The driver was hit in the leg. Pond was unharmed. He
celebrated his near-miss during his stay in southwest
Florida with OOA-sponsored parasailing, fishing and
golfing excursions, as well as being the guest-of-honor
at a Florida Everblades game — along with his mom,
stepfather and 5-year-old son, Spencer.
- - -
Even after a rash of media attention — Bunch was
featured on the “Today” show and on local network
affiliate stations, plus as the subject of a slew of
area publication stories — Giddyup is still concerned
that word isn’t getting out to the military personnel he
hopes to serve.
“If there is one obsession or fear that I have, it’s
that there’s some kid in Collier or Lee County who
doesn’t know about this program,” he says.
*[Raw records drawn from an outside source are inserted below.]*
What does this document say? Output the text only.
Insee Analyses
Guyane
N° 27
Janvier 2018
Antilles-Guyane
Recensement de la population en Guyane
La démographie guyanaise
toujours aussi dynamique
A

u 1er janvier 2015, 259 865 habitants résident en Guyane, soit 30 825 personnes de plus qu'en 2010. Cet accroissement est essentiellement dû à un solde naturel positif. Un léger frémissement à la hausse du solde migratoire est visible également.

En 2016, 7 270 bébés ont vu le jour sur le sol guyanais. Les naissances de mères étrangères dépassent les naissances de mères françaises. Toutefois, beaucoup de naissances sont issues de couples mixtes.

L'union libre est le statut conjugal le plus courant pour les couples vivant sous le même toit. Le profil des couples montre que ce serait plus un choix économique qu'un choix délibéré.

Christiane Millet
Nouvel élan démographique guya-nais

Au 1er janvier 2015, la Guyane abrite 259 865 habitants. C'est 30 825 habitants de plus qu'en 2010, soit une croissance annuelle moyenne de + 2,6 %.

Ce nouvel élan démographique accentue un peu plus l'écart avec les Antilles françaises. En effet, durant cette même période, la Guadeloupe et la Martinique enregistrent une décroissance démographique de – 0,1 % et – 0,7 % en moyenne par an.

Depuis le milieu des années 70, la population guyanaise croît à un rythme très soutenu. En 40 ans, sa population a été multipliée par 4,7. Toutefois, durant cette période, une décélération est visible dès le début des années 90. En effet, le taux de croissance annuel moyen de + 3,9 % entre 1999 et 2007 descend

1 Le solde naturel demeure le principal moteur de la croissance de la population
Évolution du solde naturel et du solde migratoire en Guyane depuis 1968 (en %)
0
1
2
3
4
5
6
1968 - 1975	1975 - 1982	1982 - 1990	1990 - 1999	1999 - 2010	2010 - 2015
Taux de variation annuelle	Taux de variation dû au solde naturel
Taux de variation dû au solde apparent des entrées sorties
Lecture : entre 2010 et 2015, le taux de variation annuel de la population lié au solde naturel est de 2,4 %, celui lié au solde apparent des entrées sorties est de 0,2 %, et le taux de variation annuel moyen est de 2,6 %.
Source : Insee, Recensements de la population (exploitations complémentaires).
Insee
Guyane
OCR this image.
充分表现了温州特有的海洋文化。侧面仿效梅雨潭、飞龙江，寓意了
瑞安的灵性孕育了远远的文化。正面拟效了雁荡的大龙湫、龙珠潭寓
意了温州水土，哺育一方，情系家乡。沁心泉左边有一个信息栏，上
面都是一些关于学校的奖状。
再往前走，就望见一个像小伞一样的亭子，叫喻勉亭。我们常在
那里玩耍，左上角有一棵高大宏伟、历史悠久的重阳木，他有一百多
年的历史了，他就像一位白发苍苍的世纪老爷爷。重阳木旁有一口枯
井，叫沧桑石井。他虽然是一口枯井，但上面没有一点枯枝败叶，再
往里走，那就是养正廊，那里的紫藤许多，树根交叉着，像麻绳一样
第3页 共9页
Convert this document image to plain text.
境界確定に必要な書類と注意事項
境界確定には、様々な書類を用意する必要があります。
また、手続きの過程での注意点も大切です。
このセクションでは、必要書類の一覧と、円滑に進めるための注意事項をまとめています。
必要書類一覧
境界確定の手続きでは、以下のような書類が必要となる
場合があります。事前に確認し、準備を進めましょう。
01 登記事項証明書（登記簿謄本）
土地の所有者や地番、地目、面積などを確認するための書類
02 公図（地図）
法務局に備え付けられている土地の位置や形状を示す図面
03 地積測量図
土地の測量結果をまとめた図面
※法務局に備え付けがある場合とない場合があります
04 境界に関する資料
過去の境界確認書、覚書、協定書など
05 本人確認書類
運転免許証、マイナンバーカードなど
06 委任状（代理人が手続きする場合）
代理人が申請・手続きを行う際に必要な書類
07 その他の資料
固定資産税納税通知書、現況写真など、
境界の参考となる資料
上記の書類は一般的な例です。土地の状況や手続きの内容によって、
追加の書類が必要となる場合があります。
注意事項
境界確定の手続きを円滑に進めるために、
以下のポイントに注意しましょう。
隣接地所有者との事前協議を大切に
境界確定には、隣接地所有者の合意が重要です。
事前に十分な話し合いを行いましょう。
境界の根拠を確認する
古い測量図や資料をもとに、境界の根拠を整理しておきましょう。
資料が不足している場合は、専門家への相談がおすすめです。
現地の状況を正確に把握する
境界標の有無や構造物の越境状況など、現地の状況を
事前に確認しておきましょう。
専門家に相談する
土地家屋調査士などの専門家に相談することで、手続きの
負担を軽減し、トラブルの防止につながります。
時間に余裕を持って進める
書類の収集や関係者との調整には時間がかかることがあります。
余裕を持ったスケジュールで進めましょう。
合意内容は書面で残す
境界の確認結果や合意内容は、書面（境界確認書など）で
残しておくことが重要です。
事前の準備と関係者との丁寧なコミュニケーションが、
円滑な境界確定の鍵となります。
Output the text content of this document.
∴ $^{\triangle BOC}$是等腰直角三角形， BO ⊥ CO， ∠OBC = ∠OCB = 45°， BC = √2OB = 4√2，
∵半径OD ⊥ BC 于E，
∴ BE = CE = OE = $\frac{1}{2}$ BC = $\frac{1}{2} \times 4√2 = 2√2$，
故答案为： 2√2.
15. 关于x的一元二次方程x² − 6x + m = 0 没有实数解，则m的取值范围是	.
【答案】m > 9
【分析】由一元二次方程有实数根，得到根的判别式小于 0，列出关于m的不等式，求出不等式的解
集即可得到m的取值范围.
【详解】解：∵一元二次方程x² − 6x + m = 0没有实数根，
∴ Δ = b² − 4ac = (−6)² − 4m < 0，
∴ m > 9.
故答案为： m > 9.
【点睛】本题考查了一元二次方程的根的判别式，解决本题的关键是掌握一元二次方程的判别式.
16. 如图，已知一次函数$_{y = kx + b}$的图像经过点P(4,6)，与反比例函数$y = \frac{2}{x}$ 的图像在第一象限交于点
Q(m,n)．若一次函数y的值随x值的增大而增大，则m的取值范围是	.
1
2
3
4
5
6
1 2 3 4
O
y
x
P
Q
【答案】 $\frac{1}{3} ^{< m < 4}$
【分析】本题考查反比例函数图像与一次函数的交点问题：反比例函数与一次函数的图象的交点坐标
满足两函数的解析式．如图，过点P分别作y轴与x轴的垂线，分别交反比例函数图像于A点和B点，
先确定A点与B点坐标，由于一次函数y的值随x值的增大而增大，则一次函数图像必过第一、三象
Bunch and Wood have been trying to publicize the
organization, especially in Collier where they are
focusing on expanding their services.
While, as Bunch puts it, “We don’t turn anybody down”
— provided they can show military ID and orders to
return to their foreign duty station — the program does
try to focus on local residents. “Our first priority is
Lee and Collier County,” he says.
“He is very strong-minded about the program,” Dean
says about Bunch. “He supports the military like you
wouldn’t believe and wants to give something back.”
Bunch’s version of his motivation is simpler: “We can
provide (our military personnel) two weeks of heaven
before they have to go back to hell.”
© 2006 Naples Daily News and NDN Productions.